Well money is a funny subject to be honest. Not many people like to talk about it, but I say be the person who is comfortable talking about money.
Don’t be afraid of your day rate, or hourly rate or how big the client is. Have confidence in your worth as an individual, especially if a client has approached you. Oh, and never ever work for free.
Do you have a marketing plan? Or a less formal approach to marketing? What kind of marketing do you do?
I most certainly do not have a written down official plan, but my marketing comes through predominently social media.
Instagram has been a driving force for my marketing, where I share mostly self-initiated work, behind the scenes stuff, and occasionally I put my face on there because I like to show people who they are buying off.
This also humanises the work I do and helps build a friendly approachable vibe. I don’t have a massive following by any means. But I have a good quality following which enables me to receive commissions and make friends along the way.
Another is email marketing through Mailchimp. I have a small but respectable list where I share thoughts and inspiration and have done mini competitions in the past also. It’s still early days for me on that avenue.
What spurred me on to think about email marketing was the book Do Open by David Hieatt which is about how a simple newsletter can transform a business. Really inspirational and short punchy read which is to the point with a lot of great advice!
One final thing is that, since October last year I have also produced a promotional zine which I have sent out to every illustration agent, magazine, art director, studio that I want to work with.
From my perspective, the line to get through the door to some of these places is very long with every creative and their mum trying to get in.

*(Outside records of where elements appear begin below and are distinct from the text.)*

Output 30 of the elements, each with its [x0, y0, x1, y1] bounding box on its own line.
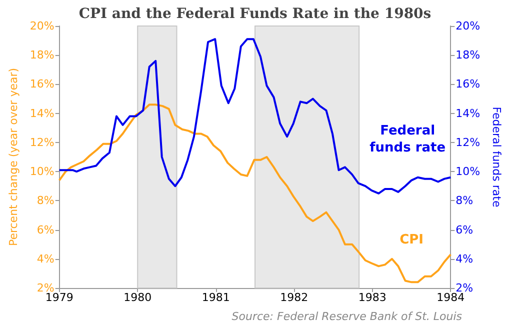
y-tick-label: 18% [30, 48, 54, 62]
y2-tick-label: 12% [456, 136, 480, 149]
y2-tick-label: 4% [456, 252, 474, 266]
y2-tick-label: 8% [456, 194, 474, 208]
x-tick-label: 1983 [358, 291, 386, 304]
y-tick-label: 10% [30, 165, 54, 178]
y2-tick-label: 14% [456, 106, 480, 120]
series-label: Federal funds rate [370, 124, 446, 156]
y-tick-label: 4% [36, 252, 54, 266]
y-tick-label: 12% [30, 136, 54, 149]
y-tick-label: 6% [36, 223, 54, 236]
x-tick-label: 1981 [202, 291, 230, 304]
y-tick-label: 8% [36, 194, 54, 208]
y-axis-title: Percent change (year over year) [7, 68, 20, 246]
line-series [58, 38, 452, 194]
x-tick-label: 1982 [280, 291, 308, 304]
y-tick-label: 16% [30, 78, 54, 91]
y-tick-label: 14% [30, 106, 54, 120]
y-tick-label: 20% [30, 20, 54, 32]
y2-tick-label: 20% [456, 20, 480, 32]
y2-tick-label: 6% [456, 223, 474, 236]
chart-title: CPI and the Federal Funds Rate in the 1980s [78, 6, 432, 22]
series-label: CPI [400, 232, 424, 248]
line-series [58, 104, 452, 284]
source-note: Source: Federal Reserve Bank of St. Louis [232, 310, 462, 323]
y2-axis-title: Federal funds rate [490, 106, 503, 208]
y2-tick-label: 10% [456, 165, 480, 178]
y2-tick-label: 18% [456, 48, 480, 62]
x-tick-label: 1980 [124, 291, 152, 304]
y2-tick-label: 16% [456, 78, 480, 91]
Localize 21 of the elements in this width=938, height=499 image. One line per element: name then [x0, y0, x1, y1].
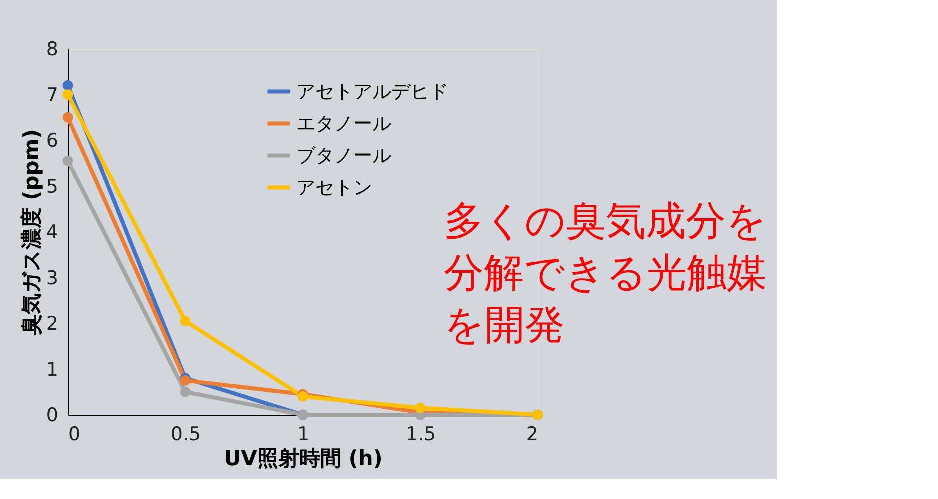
legend-label: アセトアルデヒド [296, 80, 448, 103]
x-tick-label: 2 [526, 424, 538, 446]
y-tick-label: 6 [46, 130, 58, 152]
y-tick-label: 4 [46, 222, 58, 244]
x-tick-label: 0 [68, 424, 81, 446]
y-tick-label: 3 [46, 267, 58, 290]
x-tick-label: 0.5 [170, 424, 202, 446]
x-axis-title: UV照射時間 (h) [224, 446, 383, 470]
y-axis-title: 臭気ガス濃度 (ppm) [19, 129, 44, 337]
x-tick-label: 1.5 [406, 424, 436, 446]
y-tick-label: 8 [46, 38, 58, 60]
legend-label: ブタノール [296, 144, 392, 167]
y-tick-label: 5 [46, 176, 58, 198]
y-tick-label: 7 [46, 84, 58, 106]
y-tick-label: 2 [46, 313, 58, 335]
y-tick-label: 0 [46, 404, 58, 426]
legend-label: アセトン [296, 176, 372, 199]
x-tick-label: 1 [297, 424, 310, 446]
legend-label: エタノール [296, 112, 392, 135]
y-tick-label: 1 [46, 358, 58, 381]
annotation: 多くの臭気成分を分解できる光触媒を開発 [444, 198, 767, 349]
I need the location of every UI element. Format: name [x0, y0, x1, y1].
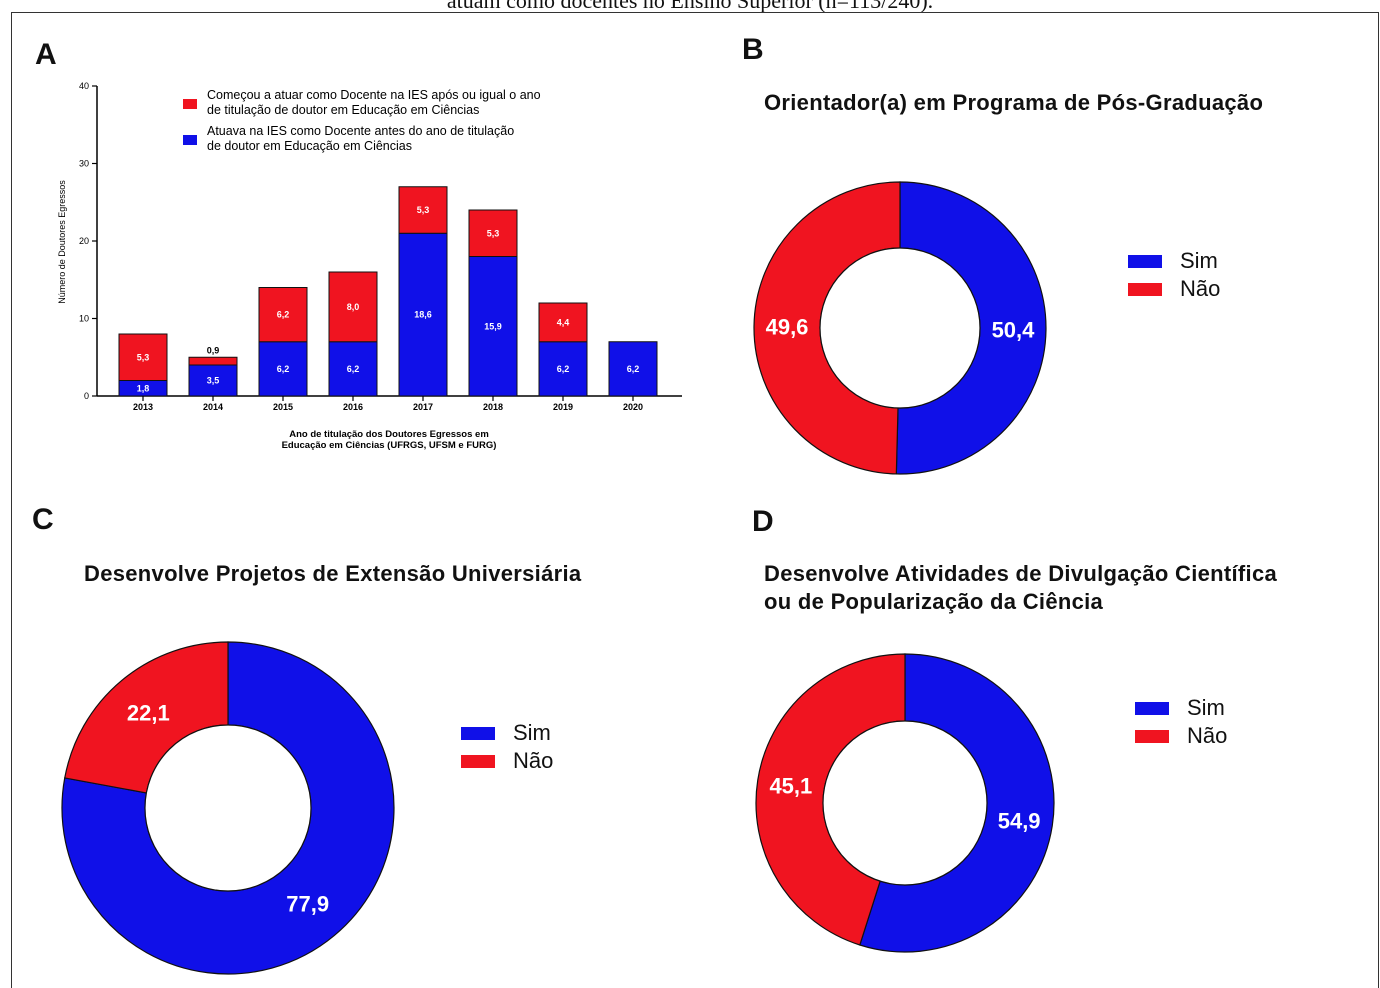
bar-data-label: 5,3 [487, 228, 500, 238]
legend-swatch-nao [1128, 282, 1162, 296]
bar-data-label: 1,8 [137, 383, 150, 393]
bar-data-label: 8,0 [347, 302, 360, 312]
legend-label-sim: Sim [1180, 248, 1218, 273]
x-tick-label: 2017 [413, 402, 433, 412]
legend-swatch-nao [461, 754, 495, 768]
bar-data-label: 6,2 [277, 310, 290, 320]
chart-d-title-line-2: ou de Popularização da Ciência [764, 589, 1104, 614]
legend-swatch-sim [461, 726, 495, 740]
legend-label-line: Atuava na IES como Docente antes do ano … [207, 124, 514, 138]
legend-label-nao: Não [1180, 276, 1221, 301]
y-tick-label: 40 [79, 81, 89, 91]
bar-data-label: 6,2 [347, 364, 360, 374]
legend-item-sim: Sim [461, 719, 553, 747]
bar-data-label: 18,6 [414, 310, 432, 320]
legend-item-sim: Sim [1128, 247, 1220, 275]
x-axis-label-line: Educação em Ciências (UFRGS, UFSM e FURG… [282, 440, 497, 451]
bar-segment [328, 271, 378, 343]
x-tick-label: 2016 [343, 402, 363, 412]
legend-swatch-nao [1135, 729, 1169, 743]
bar-data-label: 3,5 [207, 376, 220, 386]
legend-swatch [183, 99, 197, 109]
legend-item-sim: Sim [1135, 694, 1227, 722]
panel-letter-a: A [35, 38, 57, 71]
donut-data-label: 50,4 [992, 317, 1036, 342]
bar-segment [328, 341, 378, 397]
donut-data-label: 54,9 [998, 809, 1041, 834]
legend-label-line: Começou a atuar como Docente na IES após… [207, 88, 541, 102]
bar-data-label: 6,2 [557, 364, 570, 374]
chart-d-title-line-1: Desenvolve Atividades de Divulgação Cien… [764, 561, 1278, 586]
donut-data-label: 45,1 [769, 773, 812, 798]
y-tick-label: 30 [79, 159, 89, 169]
x-tick-label: 2014 [203, 402, 223, 412]
chart-d-legend: Sim Não [1135, 694, 1227, 750]
bar-data-label: 6,2 [277, 364, 290, 374]
legend-item-nao: Não [1135, 722, 1227, 750]
donut-data-label: 77,9 [286, 892, 329, 917]
x-tick-label: 2015 [273, 402, 293, 412]
chart-d-title: Desenvolve Atividades de Divulgação Cien… [764, 560, 1277, 616]
chart-c-legend: Sim Não [461, 719, 553, 775]
bar-segment [258, 287, 308, 343]
donut-hole [822, 720, 988, 886]
x-axis-label-line: Ano de titulação dos Doutores Egressos e… [289, 429, 489, 440]
bar-data-label: 5,3 [137, 352, 150, 362]
chart-b-title: Orientador(a) em Programa de Pós-Graduaç… [764, 90, 1264, 115]
bar-segment [608, 341, 658, 397]
donut-hole [819, 247, 981, 409]
figure-frame [11, 12, 1379, 988]
y-axis-label: Número de Doutores Egressos [57, 180, 67, 304]
y-tick-label: 0 [84, 391, 89, 401]
legend-swatch [183, 135, 197, 145]
bar-segment [398, 186, 448, 234]
bar-segment [398, 232, 448, 397]
bar-data-label: 4,4 [557, 317, 570, 327]
figure-caption: atuam como docentes no Ensino Superior (… [446, 0, 934, 13]
legend-label-sim: Sim [513, 720, 551, 745]
bar-data-label: 6,2 [627, 364, 640, 374]
legend-item-nao: Não [1128, 275, 1220, 303]
x-tick-label: 2018 [483, 402, 503, 412]
bar-segment [188, 356, 238, 366]
chart-b-legend: Sim Não [1128, 247, 1220, 303]
x-tick-label: 2019 [553, 402, 573, 412]
bar-segment [538, 302, 588, 343]
legend-swatch-sim [1128, 254, 1162, 268]
donut-data-label: 22,1 [127, 700, 170, 725]
panel-letter-b: B [742, 33, 764, 66]
legend-label-sim: Sim [1187, 695, 1225, 720]
legend-label-nao: Não [513, 748, 554, 773]
legend-swatch-sim [1135, 701, 1169, 715]
bar-segment [118, 333, 168, 381]
x-tick-label: 2013 [133, 402, 153, 412]
legend-label-line: de titulação de doutor em Educação em Ci… [207, 103, 479, 117]
donut-data-label: 49,6 [766, 315, 809, 340]
legend-label-nao: Não [1187, 723, 1228, 748]
chart-c-title: Desenvolve Projetos de Extensão Universi… [84, 561, 582, 586]
panel-letter-c: C [32, 503, 54, 536]
panel-letter-d: D [752, 505, 774, 538]
y-tick-label: 10 [79, 314, 89, 324]
bar-segment [468, 209, 518, 257]
bar-data-label: 0,9 [207, 345, 220, 355]
bar-data-label: 5,3 [417, 205, 430, 215]
donut-hole [144, 724, 312, 892]
legend-item-nao: Não [461, 747, 553, 775]
legend-label-line: de doutor em Educação em Ciências [207, 139, 412, 153]
x-tick-label: 2020 [623, 402, 643, 412]
y-tick-label: 20 [79, 236, 89, 246]
bar-data-label: 15,9 [484, 321, 502, 331]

Basically I’m at the back, but I believe if I keep putting myself out there the work will come.
What do you think you’ve learned about running your own business since you started?
A good thing I have learned is that it’s OK to ask for advice.
I don’t know everything and a lot of things come with experience but there are a lot of people out there who have been where you have.
I have been very fortunate to have a plethora of helping hands who have advised me on everything from cash flow, to setting prices and realising my value as a creative. But the most important thing I have learned is that it’s a good life. A constant hustle but it is a good life.
I feel more free creatively and personally with everything and the control is in my hands. Yes that’s kind of daunting but now I have made a leap, albeit a little one, and sure I don’t have the security of a regular income, but I have a personal wealth of an enriched life full of creativity, hustling and being my own boss.